Ted Pak – Massive mining of clinical notes with large language models to improve antibiotic choice for sepsis
Category: Resident
The project adapts large language models (LLMs) into a clinical informatics pipeline that can process thousands of notes in electronic medical records. The goal is to unlock completely new scales of patient data for clinical researchers to analyze in large cohort studies, where we test for associations between certain patient circumstances and outcomes in order to improve guidelines on management. The largest studies of antibiotics for sepsis have all ignored clinical notes in favor of numeric data like vitals and lab signs, because it was considered too labor-intensive for humans to read so many notes. Symptoms clustered into recognizable clinical syndromes, which correlated with each patient’s ultimate diagnosis codes. Validation of a random sample showed the model had good precision, high specificity, and high accuracy. Notably, symptoms correlated with differing risks of drug-resistant infection.

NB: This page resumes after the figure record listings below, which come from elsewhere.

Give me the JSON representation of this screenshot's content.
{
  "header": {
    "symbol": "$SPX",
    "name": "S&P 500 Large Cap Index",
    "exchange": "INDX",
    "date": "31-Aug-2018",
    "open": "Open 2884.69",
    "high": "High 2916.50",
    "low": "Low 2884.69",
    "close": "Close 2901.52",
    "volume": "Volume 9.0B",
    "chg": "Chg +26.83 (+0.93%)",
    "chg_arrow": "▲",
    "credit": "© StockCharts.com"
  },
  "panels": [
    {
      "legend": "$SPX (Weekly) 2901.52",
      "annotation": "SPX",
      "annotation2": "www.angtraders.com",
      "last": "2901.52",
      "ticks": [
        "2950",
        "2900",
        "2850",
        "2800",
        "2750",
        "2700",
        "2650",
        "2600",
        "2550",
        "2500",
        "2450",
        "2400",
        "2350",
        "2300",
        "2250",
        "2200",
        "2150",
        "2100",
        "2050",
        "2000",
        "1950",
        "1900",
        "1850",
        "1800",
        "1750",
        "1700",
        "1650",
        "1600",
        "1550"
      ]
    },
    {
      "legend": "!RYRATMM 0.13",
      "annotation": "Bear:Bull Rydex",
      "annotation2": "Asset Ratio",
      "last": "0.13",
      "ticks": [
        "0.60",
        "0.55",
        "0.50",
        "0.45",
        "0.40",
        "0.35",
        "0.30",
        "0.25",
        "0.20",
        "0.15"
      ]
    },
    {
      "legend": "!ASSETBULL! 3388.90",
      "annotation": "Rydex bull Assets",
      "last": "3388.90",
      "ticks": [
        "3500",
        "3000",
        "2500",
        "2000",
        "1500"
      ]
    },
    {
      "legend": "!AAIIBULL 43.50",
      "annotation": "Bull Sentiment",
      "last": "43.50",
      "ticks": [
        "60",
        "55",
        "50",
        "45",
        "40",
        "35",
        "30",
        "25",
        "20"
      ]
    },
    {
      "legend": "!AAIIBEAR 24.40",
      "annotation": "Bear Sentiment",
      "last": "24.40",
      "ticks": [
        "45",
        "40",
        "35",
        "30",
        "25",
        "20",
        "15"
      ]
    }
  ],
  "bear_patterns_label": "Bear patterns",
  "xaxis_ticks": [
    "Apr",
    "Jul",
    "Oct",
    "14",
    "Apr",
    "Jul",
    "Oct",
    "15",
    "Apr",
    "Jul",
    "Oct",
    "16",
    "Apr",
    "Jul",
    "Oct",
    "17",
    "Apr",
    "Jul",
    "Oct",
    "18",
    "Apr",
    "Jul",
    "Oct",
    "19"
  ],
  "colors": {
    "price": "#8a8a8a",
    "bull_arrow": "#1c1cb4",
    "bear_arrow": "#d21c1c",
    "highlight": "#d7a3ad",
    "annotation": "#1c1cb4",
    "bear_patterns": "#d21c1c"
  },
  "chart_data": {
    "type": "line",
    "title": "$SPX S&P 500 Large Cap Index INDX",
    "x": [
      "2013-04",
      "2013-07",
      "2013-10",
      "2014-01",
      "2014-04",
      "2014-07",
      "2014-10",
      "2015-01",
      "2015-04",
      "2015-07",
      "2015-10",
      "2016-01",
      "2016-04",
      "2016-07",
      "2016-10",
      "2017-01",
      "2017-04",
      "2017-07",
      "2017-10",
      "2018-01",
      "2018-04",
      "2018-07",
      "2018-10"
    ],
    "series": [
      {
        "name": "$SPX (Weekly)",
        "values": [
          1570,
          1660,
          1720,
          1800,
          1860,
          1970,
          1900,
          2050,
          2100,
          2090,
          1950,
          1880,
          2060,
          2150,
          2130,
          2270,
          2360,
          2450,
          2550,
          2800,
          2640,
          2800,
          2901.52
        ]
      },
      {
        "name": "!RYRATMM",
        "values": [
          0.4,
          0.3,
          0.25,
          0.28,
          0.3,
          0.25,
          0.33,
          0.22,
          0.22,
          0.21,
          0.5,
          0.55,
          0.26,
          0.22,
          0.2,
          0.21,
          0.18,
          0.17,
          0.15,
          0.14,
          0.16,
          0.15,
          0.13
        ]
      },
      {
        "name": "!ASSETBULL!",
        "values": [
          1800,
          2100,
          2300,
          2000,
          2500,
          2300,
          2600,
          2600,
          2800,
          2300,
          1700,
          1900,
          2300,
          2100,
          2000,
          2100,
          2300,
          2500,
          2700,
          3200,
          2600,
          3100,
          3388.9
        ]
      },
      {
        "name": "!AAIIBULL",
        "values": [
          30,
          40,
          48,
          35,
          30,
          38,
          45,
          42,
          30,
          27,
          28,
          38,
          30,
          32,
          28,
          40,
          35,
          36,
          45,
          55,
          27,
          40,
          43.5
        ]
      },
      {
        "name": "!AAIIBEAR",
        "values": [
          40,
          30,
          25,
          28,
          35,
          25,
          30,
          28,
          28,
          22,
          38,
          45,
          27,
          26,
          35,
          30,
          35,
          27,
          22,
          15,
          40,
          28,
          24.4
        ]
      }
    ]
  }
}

Arya Rao – The Future Patient Persona: An Interactive, Large Language Model-Augmented Harvard Clinical Training Companion
Category: Student
The project is based on an artificial intelligence (AI) technology designed to simulate patient interactions for medical students. It uses advanced language models trained on custom medical education materials to generate interactive patient scenarios for medical education. The Large Language Model allows students to practice clinical reasoning, patient interaction skills, and receive immediate and actionable feedback, all in a controlled digital environment. SP-LLMs aim to supplement traditional standardized patient encounters in medical education, offering a cost-effective and stress-reducing alternative and/or supplement to traditional objective structured clinical examinations (OSCEs).